# IP Camera Surveillance Software



## hiatek (May 12, 2010)

Is there anything available for FreeBSD that can control and take video and audio from IP Camera's?

Looking at something for the Home/Office market.


Thanks in advance.

Regards,
Michael


----------



## jb_fvwm2 (May 12, 2010)

Check /usr/ports/multimedia, particularly the
driver(s) for the camera you might want to use...
....
Better to follow exactly what others might have proven
to work, 
usb camera?
IP camera (many have their own embedded OS)
cctv camera (driver setup)
...
viewing programs, etc...
(a post below this one mentions /motion/...)
...
also the freebsd-multimedia mailing list for 
reports/problems/questions (I think that is the
list, maybe others....
...
Once you get past the ports/hardware/driver
question there are the GUI (or) very complex
CLI to configure/setup...
...
Just spent a few weeks reading up.  Too much to
begin to explain without a specific scenario, then
I would not be in a position to answer, other than
the above.


----------



## SirDice (May 12, 2010)

The only software I know about isn't in the ports. Most likely due to it's dependency on V4L.

Zoneminder


----------



## jb_fvwm2 (May 12, 2010)

Probably so; if you install 
multimedia/mythtv you *may* be
able to install its -zoneminder frontend or...
(Unsure of the name) but it would
be independent of the ports tree etc.
..........
Unless some other port
/cheese/ /vlc/ /ffmpeg/ can with a switch
( -tv or tv://tv... or /device/*  ) work from the
device created by the camera... (if that latter
works.) (Note, some /multimedia/ stuff here
won't build for some reason, camera or tuner
drivers...)


----------



## Ruler2112 (May 12, 2010)

I have ZoneMinder deployed on several boxes recording 24/7 for the surveillance system in place at my employer - works great.  Not tried it on BSD though - it was in my slackware days.


----------



## hiatek (May 13, 2010)

Thanks for the replies guys, it gives me a start.
I'll be back if I have more questions.


----------



## fbsd1 (May 13, 2010)

Here is Freebsd port of zoneminder
http://www.zoneminder.com/forums/viewtopic.php?t=11965

Its not from the Freebsd port collection.


----------



## achix (May 13, 2010)

fbsd1 said:
			
		

> Here is Freebsd port of zoneminder
> http://www.zoneminder.com/forums/viewtopic.php?t=11965
> 
> Its not from the Freebsd port collection.
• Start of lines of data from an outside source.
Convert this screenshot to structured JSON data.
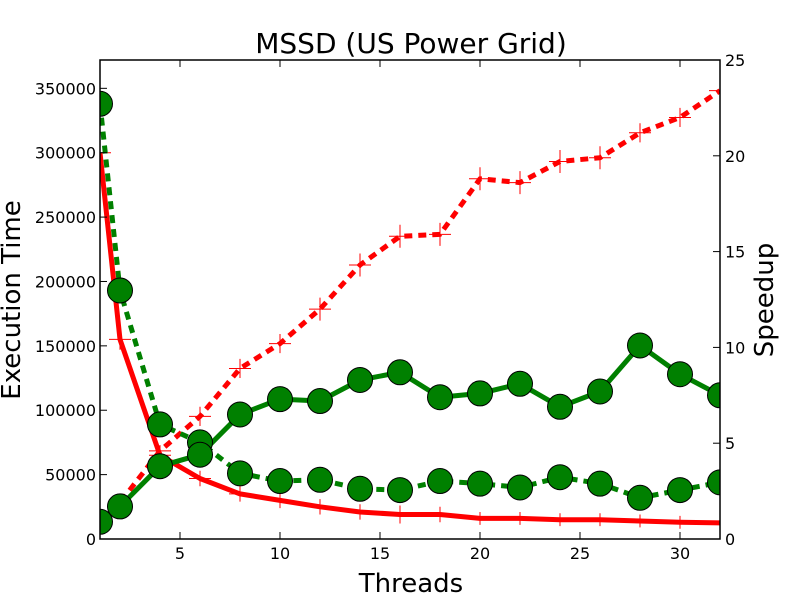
{
  "chart_data": {
    "type": "line",
    "title": "MSSD (US Power Grid)",
    "xlabel": "Threads",
    "ylabel_left": "Execution Time",
    "ylabel_right": "Speedup",
    "xlim": [
      1,
      32
    ],
    "ylim_left": [
      0,
      372000
    ],
    "ylim_right": [
      0,
      25
    ],
    "x_ticks": [
      5,
      10,
      15,
      20,
      25,
      30
    ],
    "y_ticks_left": [
      0,
      50000,
      100000,
      150000,
      200000,
      250000,
      300000,
      350000
    ],
    "y_ticks_right": [
      0,
      5,
      10,
      15,
      20,
      25
    ],
    "grid": false,
    "series": [
      {
        "axis": "left",
        "color": "#ff0000",
        "style": "solid",
        "marker": "errorbar",
        "x": [
          1,
          2,
          4,
          6,
          8,
          10,
          12,
          14,
          16,
          18,
          20,
          22,
          24,
          26,
          28,
          30,
          32
        ],
        "y": [
          300000,
          155000,
          65000,
          47000,
          35000,
          30000,
          25000,
          21000,
          19000,
          19000,
          16000,
          16000,
          15000,
          15000,
          14000,
          13000,
          12500
        ],
        "err": [
          12000,
          8000,
          5000,
          6000,
          6000,
          6000,
          6000,
          6000,
          7000,
          6000,
          5000,
          5000,
          5000,
          5000,
          5000,
          5000,
          5000
        ]
      },
      {
        "axis": "right",
        "color": "#ff0000",
        "style": "dashed",
        "marker": "errorbar",
        "x": [
          1,
          2,
          4,
          6,
          8,
          10,
          12,
          14,
          16,
          18,
          20,
          22,
          24,
          26,
          28,
          30,
          32
        ],
        "y": [
          1.0,
          1.9,
          4.6,
          6.4,
          8.9,
          10.2,
          12.0,
          14.3,
          15.8,
          15.9,
          18.8,
          18.6,
          19.7,
          19.9,
          21.2,
          22.0,
          23.4
        ],
        "err": [
          0.1,
          0.1,
          0.3,
          0.5,
          0.5,
          0.5,
          0.6,
          0.6,
          0.6,
          0.6,
          0.6,
          0.6,
          0.6,
          0.6,
          0.5,
          0.5,
          0.4
        ]
      },
      {
        "axis": "left",
        "color": "#008000",
        "style": "dashed",
        "marker": "circle",
        "x": [
          1,
          2,
          4,
          6,
          8,
          10,
          12,
          14,
          16,
          18,
          20,
          22,
          24,
          26,
          28,
          30,
          32
        ],
        "y": [
          338000,
          193000,
          89000,
          75000,
          51000,
          45000,
          46000,
          39000,
          38000,
          45000,
          43000,
          40000,
          48000,
          43000,
          32000,
          38000,
          44000
        ]
      },
      {
        "axis": "right",
        "color": "#008000",
        "style": "solid",
        "marker": "circle",
        "x": [
          1,
          2,
          4,
          6,
          8,
          10,
          12,
          14,
          16,
          18,
          20,
          22,
          24,
          26,
          28,
          30,
          32
        ],
        "y": [
          0.9,
          1.7,
          3.8,
          4.4,
          6.5,
          7.3,
          7.2,
          8.3,
          8.7,
          7.4,
          7.6,
          8.1,
          6.9,
          7.7,
          10.1,
          8.6,
          7.5
        ]
      }
    ]
  }
}
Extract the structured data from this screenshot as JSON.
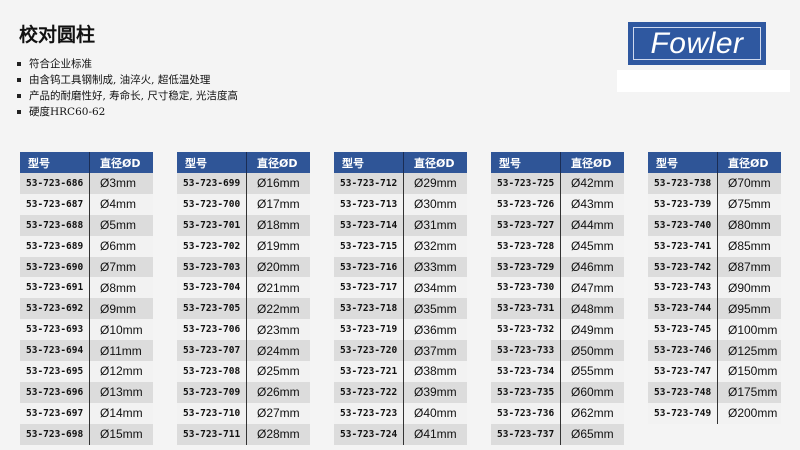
{
  "title": "校对圆柱",
  "bullets": [
    "符合企业标准",
    "由含钨工具钢制成, 油淬火, 超低温处理",
    "产品的耐磨性好, 寿命长, 尺寸稳定, 光洁度高",
    "硬度HRC60-62"
  ],
  "logo_text": "Fowler",
  "colors": {
    "header": "#2f5597",
    "row_dark": "#dcdcdc",
    "row_light": "#f2f2f2",
    "logo": "#2f58a0"
  },
  "headers": {
    "model": "型号",
    "diameter": "直径ØD"
  },
  "tables": [
    [
      [
        "53-723-686",
        "Ø3mm"
      ],
      [
        "53-723-687",
        "Ø4mm"
      ],
      [
        "53-723-688",
        "Ø5mm"
      ],
      [
        "53-723-689",
        "Ø6mm"
      ],
      [
        "53-723-690",
        "Ø7mm"
      ],
      [
        "53-723-691",
        "Ø8mm"
      ],
      [
        "53-723-692",
        "Ø9mm"
      ],
      [
        "53-723-693",
        "Ø10mm"
      ],
      [
        "53-723-694",
        "Ø11mm"
      ],
      [
        "53-723-695",
        "Ø12mm"
      ],
      [
        "53-723-696",
        "Ø13mm"
      ],
      [
        "53-723-697",
        "Ø14mm"
      ],
      [
        "53-723-698",
        "Ø15mm"
      ]
    ],
    [
      [
        "53-723-699",
        "Ø16mm"
      ],
      [
        "53-723-700",
        "Ø17mm"
      ],
      [
        "53-723-701",
        "Ø18mm"
      ],
      [
        "53-723-702",
        "Ø19mm"
      ],
      [
        "53-723-703",
        "Ø20mm"
      ],
      [
        "53-723-704",
        "Ø21mm"
      ],
      [
        "53-723-705",
        "Ø22mm"
      ],
      [
        "53-723-706",
        "Ø23mm"
      ],
      [
        "53-723-707",
        "Ø24mm"
      ],
      [
        "53-723-708",
        "Ø25mm"
      ],
      [
        "53-723-709",
        "Ø26mm"
      ],
      [
        "53-723-710",
        "Ø27mm"
      ],
      [
        "53-723-711",
        "Ø28mm"
      ]
    ],
    [
      [
        "53-723-712",
        "Ø29mm"
      ],
      [
        "53-723-713",
        "Ø30mm"
      ],
      [
        "53-723-714",
        "Ø31mm"
      ],
      [
        "53-723-715",
        "Ø32mm"
      ],
      [
        "53-723-716",
        "Ø33mm"
      ],
      [
        "53-723-717",
        "Ø34mm"
      ],
      [
        "53-723-718",
        "Ø35mm"
      ],
      [
        "53-723-719",
        "Ø36mm"
      ],
      [
        "53-723-720",
        "Ø37mm"
      ],
      [
        "53-723-721",
        "Ø38mm"
      ],
      [
        "53-723-722",
        "Ø39mm"
      ],
      [
        "53-723-723",
        "Ø40mm"
      ],
      [
        "53-723-724",
        "Ø41mm"
      ]
    ],
    [
      [
        "53-723-725",
        "Ø42mm"
      ],
      [
        "53-723-726",
        "Ø43mm"
      ],
      [
        "53-723-727",
        "Ø44mm"
      ],
      [
        "53-723-728",
        "Ø45mm"
      ],
      [
        "53-723-729",
        "Ø46mm"
      ],
      [
        "53-723-730",
        "Ø47mm"
      ],
      [
        "53-723-731",
        "Ø48mm"
      ],
      [
        "53-723-732",
        "Ø49mm"
      ],
      [
        "53-723-733",
        "Ø50mm"
      ],
      [
        "53-723-734",
        "Ø55mm"
      ],
      [
        "53-723-735",
        "Ø60mm"
      ],
      [
        "53-723-736",
        "Ø62mm"
      ],
      [
        "53-723-737",
        "Ø65mm"
      ]
    ],
    [
      [
        "53-723-738",
        "Ø70mm"
      ],
      [
        "53-723-739",
        "Ø75mm"
      ],
      [
        "53-723-740",
        "Ø80mm"
      ],
      [
        "53-723-741",
        "Ø85mm"
      ],
      [
        "53-723-742",
        "Ø87mm"
      ],
      [
        "53-723-743",
        "Ø90mm"
      ],
      [
        "53-723-744",
        "Ø95mm"
      ],
      [
        "53-723-745",
        "Ø100mm"
      ],
      [
        "53-723-746",
        "Ø125mm"
      ],
      [
        "53-723-747",
        "Ø150mm"
      ],
      [
        "53-723-748",
        "Ø175mm"
      ],
      [
        "53-723-749",
        "Ø200mm"
      ]
    ]
  ]
}
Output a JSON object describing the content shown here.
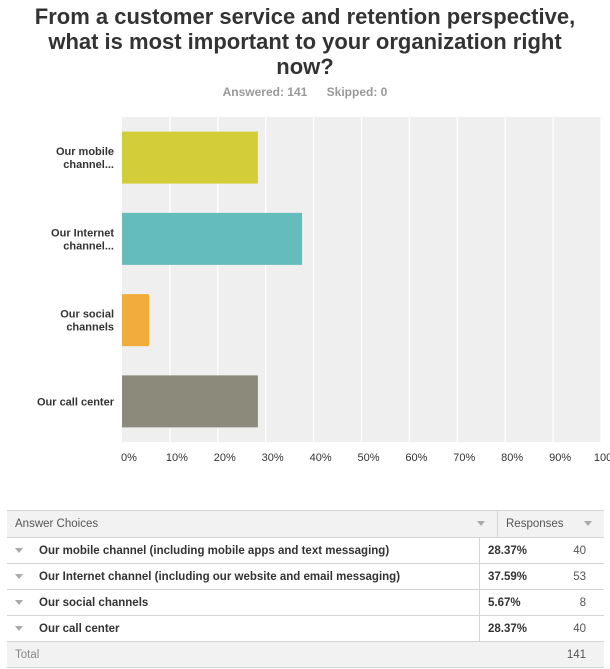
{
  "chart_data": {
    "type": "bar",
    "orientation": "horizontal",
    "title": "From a customer service and retention perspective, what is most important to your organization right now?",
    "categories": [
      [
        "Our mobile",
        "channel..."
      ],
      [
        "Our Internet",
        "channel..."
      ],
      [
        "Our social",
        "channels"
      ],
      [
        "Our call center"
      ]
    ],
    "values": [
      28.37,
      37.59,
      5.67,
      28.37
    ],
    "colors": [
      "#d4cd3a",
      "#65bcbc",
      "#f1ac3c",
      "#8c8a7a"
    ],
    "xlim": [
      0,
      100
    ],
    "xticks": [
      "0%",
      "10%",
      "20%",
      "30%",
      "40%",
      "50%",
      "60%",
      "70%",
      "80%",
      "90%",
      "100%"
    ],
    "grid": true,
    "legend": "none"
  },
  "stats": {
    "answered": "Answered: 141",
    "skipped": "Skipped: 0"
  },
  "table": {
    "header": {
      "choice": "Answer Choices",
      "responses": "Responses"
    },
    "rows": [
      {
        "choice": "Our mobile channel (including mobile apps and text messaging)",
        "pct": "28.37%",
        "count": "40"
      },
      {
        "choice": "Our Internet channel (including our website and email messaging)",
        "pct": "37.59%",
        "count": "53"
      },
      {
        "choice": "Our social channels",
        "pct": "5.67%",
        "count": "8"
      },
      {
        "choice": "Our call center",
        "pct": "28.37%",
        "count": "40"
      }
    ],
    "total": {
      "label": "Total",
      "count": "141"
    }
  }
}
This is my port for zoneminder 1.23.3. It supports btkt cards.
There is a new port for 1.24.x (not mine) but it does not handle local (analog) cameras.
(so bktr support must be added to this port)
Also, i must add, that zomeminder has no sound support.

Having said that, i see today, some new IP cameras with their own software onboard,
sound and capabilities to connect to conventional alarm systems.
I dont know their price tho.
Good and reliable analog cameras (aka local cameras) can be bought for real cheap prices.
bktr(4) cards are cheap as well (such as the Kodicom KMC-4400R)


----------



## achix (May 13, 2010)

SirDice said:
			
		

> The only software I know about isn't in the ports. Most likely due to it's dependency on V4L.
> 
> Zoneminder



V4L is only needed for the local cameras, in the case of linux.
In the case of FreeBSD, this code must be rewritten (its done in the existing 1.23.3 port) to use btkr(4) and meteor(4).


----------



## tingo (May 13, 2010)

multimedia/motion is in ports, and may be of use.


----------



## SirDice (May 14, 2010)

achix said:
			
		

> V4L is only needed for the local cameras, in the case of linux.
> In the case of FreeBSD, this code must be rewritten (its done in the existing 1.23.3 port) to use btkr(4) and meteor(4).



That's what I thought. IP cameras are getting cheaper these days and I suppose one could build zoneminder without local camera support. If that would work I would be interested in running it on my server at home. To keep an eye on my cats


----------



## DutchDaemon (Sep 26, 2010)

[ thread closed because it tends to invite spam. If you need to discuss this issue again, send me a PM so I can re-open this topic ]


----------